これに対して、平安時代末期から鎌倉時代にかけて連歌は盛行を見、分量の拡大がはかられることになった。五七五に七七を付けて完結するのみではなく、七七にさらに五七五、七七、五七五……と次の句を付けて展開し、おおよそ百句をもって一作品とすることが一般的となる。このような長大な形式の連歌を「長連歌」(初期には「鎖連歌」とも)と呼ぶ。
つまり、「百句」というのは思った通り「ごちしご、しちしち、ご」というのが途切れないままが百続くということらしい。
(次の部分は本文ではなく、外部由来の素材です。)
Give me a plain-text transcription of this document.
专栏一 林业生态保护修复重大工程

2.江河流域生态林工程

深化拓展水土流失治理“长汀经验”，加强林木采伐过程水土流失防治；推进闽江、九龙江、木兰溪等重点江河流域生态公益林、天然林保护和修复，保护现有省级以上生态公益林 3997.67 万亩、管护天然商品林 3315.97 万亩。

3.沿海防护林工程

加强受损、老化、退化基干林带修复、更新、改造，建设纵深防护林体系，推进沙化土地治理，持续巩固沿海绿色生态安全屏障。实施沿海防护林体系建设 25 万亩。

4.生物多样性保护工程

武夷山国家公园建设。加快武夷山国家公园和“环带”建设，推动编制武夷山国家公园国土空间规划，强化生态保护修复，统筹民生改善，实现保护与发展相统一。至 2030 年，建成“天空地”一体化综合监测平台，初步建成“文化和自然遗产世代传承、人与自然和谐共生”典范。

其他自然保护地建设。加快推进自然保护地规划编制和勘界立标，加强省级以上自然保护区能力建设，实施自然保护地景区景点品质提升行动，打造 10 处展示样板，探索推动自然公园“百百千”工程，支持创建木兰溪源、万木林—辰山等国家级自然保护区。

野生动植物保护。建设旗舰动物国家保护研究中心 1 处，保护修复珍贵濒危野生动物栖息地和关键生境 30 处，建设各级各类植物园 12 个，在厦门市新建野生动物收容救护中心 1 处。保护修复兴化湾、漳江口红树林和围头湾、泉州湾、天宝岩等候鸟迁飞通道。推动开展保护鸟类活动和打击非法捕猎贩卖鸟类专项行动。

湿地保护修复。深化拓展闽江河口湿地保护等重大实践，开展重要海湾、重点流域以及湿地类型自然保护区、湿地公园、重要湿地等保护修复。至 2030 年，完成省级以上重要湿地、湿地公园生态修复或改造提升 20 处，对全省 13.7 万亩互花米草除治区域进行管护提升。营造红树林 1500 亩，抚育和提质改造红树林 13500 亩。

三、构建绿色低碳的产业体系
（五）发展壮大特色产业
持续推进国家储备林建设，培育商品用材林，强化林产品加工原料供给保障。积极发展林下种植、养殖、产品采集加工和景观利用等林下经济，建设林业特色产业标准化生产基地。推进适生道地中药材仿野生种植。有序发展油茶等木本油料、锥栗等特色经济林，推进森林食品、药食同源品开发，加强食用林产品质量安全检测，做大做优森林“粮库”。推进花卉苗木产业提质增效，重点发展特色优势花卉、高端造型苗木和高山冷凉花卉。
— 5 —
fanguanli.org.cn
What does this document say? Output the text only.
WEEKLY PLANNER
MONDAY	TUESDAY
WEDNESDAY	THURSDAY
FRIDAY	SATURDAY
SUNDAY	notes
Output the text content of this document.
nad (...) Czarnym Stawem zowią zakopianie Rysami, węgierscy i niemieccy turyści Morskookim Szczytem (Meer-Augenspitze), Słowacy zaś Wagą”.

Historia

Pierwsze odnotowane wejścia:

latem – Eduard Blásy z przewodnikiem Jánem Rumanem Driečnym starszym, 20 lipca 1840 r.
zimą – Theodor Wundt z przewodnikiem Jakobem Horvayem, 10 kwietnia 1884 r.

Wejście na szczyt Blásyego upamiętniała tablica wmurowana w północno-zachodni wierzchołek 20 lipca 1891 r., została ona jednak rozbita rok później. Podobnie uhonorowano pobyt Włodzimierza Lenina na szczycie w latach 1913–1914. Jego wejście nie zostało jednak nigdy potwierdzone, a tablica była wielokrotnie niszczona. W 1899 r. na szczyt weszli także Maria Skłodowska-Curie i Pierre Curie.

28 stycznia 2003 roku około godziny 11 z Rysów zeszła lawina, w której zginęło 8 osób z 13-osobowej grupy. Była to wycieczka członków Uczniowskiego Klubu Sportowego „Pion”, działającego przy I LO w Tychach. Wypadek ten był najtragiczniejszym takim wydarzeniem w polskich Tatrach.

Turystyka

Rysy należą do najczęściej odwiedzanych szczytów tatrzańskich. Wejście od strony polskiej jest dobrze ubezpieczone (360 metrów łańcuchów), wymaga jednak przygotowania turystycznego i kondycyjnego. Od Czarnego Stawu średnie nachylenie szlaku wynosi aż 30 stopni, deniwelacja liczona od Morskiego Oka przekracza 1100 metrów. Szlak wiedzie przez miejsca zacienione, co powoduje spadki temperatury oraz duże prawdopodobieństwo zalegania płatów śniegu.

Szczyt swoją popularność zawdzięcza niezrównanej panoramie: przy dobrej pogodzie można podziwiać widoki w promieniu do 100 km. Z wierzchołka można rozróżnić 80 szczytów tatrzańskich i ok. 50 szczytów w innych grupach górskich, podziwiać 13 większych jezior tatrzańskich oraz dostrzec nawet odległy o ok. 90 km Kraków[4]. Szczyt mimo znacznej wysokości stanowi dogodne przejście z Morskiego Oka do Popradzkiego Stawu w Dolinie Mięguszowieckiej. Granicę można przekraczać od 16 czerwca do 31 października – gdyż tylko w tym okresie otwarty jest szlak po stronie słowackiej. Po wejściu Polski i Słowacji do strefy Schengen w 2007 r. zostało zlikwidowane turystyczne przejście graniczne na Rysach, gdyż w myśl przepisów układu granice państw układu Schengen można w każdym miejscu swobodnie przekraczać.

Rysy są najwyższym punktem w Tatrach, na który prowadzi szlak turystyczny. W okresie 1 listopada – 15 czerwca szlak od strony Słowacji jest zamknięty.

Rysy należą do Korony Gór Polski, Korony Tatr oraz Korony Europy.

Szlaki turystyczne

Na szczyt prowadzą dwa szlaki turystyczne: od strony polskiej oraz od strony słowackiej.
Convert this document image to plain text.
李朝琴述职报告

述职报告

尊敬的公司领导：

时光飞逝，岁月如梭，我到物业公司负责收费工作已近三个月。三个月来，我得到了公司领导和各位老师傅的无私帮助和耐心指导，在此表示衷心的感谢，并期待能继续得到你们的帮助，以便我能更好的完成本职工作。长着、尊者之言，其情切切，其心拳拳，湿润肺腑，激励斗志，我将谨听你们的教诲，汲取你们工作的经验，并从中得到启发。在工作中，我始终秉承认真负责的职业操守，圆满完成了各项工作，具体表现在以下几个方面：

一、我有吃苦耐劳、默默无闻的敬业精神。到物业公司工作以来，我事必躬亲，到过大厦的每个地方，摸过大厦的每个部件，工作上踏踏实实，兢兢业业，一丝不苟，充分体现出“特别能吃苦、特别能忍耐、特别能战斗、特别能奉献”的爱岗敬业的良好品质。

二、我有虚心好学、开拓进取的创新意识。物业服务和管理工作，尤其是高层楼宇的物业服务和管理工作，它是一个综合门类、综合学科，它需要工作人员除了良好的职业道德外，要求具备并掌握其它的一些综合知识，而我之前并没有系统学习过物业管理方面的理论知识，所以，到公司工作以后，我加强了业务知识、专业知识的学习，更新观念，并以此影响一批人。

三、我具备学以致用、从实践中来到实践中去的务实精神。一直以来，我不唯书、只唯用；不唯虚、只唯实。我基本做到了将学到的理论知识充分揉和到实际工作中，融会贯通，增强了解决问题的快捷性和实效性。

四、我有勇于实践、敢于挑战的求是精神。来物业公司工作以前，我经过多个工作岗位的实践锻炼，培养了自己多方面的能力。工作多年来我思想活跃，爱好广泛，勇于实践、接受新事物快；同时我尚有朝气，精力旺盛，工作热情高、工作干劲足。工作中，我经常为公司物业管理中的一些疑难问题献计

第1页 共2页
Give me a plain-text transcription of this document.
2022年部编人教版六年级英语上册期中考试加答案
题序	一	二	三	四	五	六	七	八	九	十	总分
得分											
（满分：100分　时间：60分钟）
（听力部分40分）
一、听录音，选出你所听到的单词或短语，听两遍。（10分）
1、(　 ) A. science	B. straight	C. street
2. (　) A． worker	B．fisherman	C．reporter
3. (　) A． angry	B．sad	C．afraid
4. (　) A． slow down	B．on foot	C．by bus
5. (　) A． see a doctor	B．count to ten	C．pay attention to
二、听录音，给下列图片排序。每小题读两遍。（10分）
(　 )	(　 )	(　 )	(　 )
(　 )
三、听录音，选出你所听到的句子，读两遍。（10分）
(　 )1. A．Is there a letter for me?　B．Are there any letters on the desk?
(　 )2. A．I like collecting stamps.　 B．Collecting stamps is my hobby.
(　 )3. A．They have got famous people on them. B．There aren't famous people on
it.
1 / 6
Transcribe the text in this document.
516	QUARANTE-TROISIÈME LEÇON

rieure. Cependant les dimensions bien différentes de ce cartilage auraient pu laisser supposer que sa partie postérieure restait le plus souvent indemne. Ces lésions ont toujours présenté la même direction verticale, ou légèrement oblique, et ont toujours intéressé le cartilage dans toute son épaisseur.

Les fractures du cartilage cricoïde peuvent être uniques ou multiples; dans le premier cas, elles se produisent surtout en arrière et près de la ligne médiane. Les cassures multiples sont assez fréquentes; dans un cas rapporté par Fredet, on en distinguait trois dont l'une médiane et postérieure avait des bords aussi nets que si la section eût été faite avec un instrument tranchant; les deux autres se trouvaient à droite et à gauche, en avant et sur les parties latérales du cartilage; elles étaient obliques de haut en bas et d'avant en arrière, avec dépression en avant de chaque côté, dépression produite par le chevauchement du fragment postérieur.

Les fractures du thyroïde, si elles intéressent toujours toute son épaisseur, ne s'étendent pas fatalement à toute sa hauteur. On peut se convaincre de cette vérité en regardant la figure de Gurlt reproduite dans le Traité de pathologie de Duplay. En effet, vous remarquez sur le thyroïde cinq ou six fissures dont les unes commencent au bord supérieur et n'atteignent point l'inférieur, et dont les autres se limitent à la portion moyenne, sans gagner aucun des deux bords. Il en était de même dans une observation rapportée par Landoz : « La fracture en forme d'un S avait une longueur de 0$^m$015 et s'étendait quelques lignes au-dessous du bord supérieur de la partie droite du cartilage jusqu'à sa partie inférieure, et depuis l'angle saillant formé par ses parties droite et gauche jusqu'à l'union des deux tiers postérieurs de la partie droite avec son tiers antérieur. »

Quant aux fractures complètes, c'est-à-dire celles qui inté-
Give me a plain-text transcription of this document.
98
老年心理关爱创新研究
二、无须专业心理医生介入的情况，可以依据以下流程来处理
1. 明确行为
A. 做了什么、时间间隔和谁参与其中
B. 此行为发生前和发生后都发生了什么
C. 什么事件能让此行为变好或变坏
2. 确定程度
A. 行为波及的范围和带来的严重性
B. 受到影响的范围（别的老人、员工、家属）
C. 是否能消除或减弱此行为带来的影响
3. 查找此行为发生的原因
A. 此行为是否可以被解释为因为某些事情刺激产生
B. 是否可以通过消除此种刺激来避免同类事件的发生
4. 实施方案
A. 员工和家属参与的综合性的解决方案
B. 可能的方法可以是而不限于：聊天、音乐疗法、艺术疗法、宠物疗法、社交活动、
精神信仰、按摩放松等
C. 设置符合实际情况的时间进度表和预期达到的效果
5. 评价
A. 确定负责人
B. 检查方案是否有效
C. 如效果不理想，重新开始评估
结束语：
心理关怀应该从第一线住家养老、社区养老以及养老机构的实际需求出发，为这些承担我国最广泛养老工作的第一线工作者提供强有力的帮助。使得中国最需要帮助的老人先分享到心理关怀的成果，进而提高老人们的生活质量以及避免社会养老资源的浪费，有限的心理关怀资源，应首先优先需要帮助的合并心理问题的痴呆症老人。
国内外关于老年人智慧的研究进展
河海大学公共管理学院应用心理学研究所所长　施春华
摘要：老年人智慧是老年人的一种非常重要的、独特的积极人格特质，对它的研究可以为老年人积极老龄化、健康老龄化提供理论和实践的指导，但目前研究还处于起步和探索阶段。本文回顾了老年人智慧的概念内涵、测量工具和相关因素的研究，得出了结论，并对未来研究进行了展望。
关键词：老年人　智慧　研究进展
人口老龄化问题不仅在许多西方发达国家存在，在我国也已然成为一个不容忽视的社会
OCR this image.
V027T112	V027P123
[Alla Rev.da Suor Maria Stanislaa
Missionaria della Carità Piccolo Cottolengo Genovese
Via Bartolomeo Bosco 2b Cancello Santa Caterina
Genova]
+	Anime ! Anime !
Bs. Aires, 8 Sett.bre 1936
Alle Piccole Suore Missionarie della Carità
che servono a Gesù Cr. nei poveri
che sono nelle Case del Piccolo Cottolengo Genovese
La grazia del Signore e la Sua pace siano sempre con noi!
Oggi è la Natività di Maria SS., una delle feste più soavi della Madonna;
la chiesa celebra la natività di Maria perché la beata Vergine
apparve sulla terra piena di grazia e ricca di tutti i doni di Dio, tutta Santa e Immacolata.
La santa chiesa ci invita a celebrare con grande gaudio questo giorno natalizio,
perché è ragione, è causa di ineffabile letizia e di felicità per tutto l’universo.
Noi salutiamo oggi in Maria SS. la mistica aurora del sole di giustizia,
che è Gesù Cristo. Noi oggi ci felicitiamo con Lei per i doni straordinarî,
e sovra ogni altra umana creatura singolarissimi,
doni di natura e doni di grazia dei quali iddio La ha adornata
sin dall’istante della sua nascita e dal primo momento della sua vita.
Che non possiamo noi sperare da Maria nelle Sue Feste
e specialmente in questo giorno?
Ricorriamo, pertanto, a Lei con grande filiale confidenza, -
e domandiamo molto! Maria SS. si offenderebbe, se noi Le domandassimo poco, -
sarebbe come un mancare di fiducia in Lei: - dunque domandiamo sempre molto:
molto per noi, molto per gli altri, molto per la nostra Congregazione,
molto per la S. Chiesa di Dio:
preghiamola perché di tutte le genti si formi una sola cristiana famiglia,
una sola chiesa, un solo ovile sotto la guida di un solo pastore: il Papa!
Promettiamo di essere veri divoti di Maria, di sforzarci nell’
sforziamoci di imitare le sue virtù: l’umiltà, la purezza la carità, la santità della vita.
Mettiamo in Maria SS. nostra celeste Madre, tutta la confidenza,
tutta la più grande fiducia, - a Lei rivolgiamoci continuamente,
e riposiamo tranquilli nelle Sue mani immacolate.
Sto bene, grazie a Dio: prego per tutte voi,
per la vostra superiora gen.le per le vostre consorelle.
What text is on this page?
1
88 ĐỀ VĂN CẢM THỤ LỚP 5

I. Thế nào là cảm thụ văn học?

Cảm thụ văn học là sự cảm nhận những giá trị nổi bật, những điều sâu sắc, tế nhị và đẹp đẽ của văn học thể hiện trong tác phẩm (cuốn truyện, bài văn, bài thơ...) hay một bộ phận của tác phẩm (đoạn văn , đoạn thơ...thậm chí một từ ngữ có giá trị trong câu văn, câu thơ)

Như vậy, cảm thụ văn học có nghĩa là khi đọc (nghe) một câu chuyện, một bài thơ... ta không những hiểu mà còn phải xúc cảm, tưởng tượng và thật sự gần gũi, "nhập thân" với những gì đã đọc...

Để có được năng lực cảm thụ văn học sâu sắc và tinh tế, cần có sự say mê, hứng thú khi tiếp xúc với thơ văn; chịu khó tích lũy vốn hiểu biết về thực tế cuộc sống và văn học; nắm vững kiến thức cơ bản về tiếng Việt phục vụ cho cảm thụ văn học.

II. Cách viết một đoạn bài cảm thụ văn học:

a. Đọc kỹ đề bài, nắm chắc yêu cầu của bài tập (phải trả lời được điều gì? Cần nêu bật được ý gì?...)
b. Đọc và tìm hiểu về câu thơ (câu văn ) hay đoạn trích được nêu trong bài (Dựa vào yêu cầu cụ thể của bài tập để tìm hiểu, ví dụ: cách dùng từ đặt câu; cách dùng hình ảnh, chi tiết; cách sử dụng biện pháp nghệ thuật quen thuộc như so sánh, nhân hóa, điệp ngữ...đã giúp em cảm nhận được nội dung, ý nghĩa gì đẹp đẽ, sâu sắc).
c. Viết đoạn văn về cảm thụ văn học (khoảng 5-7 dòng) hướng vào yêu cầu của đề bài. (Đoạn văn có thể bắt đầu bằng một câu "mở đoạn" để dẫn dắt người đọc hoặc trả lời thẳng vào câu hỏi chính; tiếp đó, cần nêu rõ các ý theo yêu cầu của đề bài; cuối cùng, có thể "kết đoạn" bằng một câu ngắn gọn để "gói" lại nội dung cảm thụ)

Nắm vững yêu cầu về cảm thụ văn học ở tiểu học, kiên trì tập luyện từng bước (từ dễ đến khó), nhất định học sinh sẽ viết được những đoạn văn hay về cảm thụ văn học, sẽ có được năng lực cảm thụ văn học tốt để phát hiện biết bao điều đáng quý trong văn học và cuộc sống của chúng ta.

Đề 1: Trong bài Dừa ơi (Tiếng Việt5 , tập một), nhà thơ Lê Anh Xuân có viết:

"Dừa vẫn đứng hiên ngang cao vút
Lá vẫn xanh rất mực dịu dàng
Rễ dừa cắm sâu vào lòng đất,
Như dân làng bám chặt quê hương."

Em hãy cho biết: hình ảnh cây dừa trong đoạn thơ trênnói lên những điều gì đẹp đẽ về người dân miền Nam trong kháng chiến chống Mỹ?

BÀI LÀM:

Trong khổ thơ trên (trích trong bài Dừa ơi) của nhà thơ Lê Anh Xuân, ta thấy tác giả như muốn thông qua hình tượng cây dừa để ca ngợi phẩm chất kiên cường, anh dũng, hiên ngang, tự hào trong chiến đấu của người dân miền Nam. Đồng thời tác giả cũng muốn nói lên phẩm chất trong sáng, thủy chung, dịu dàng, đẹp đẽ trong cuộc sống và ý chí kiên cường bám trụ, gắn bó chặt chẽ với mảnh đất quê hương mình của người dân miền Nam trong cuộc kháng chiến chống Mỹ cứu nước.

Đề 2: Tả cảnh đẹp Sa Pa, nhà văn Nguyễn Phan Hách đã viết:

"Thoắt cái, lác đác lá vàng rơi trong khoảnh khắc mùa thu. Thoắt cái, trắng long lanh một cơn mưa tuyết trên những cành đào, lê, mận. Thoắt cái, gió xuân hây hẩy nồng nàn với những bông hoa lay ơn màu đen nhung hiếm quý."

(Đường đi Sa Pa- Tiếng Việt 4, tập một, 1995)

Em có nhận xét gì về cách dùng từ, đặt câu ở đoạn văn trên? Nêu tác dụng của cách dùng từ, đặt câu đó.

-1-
すごいですね。
火の色の縄文の壺神還る/角川春樹
○神の留守ー陰暦九月三十日、全国の神々が出雲へ旅立つ(神送)ので、陰暦の社は神が留守になると言われていることから、冬の季語(今はじめる人のための俳句歳時記より)
こうやって季語ひとつにしてもいろいろな背景が思い起こされ、言葉の持つ歴史や深みを考えるきっかけにもなります。
ことばには、含みそれから広がりがありますね。一度読んで分からない句も、説明してもらうことで情景が浮かびやすくなったり、それか相性がよい句だと一度見たときに「こういう状況なんだな」というのが思い浮かんできます。それが楽しい。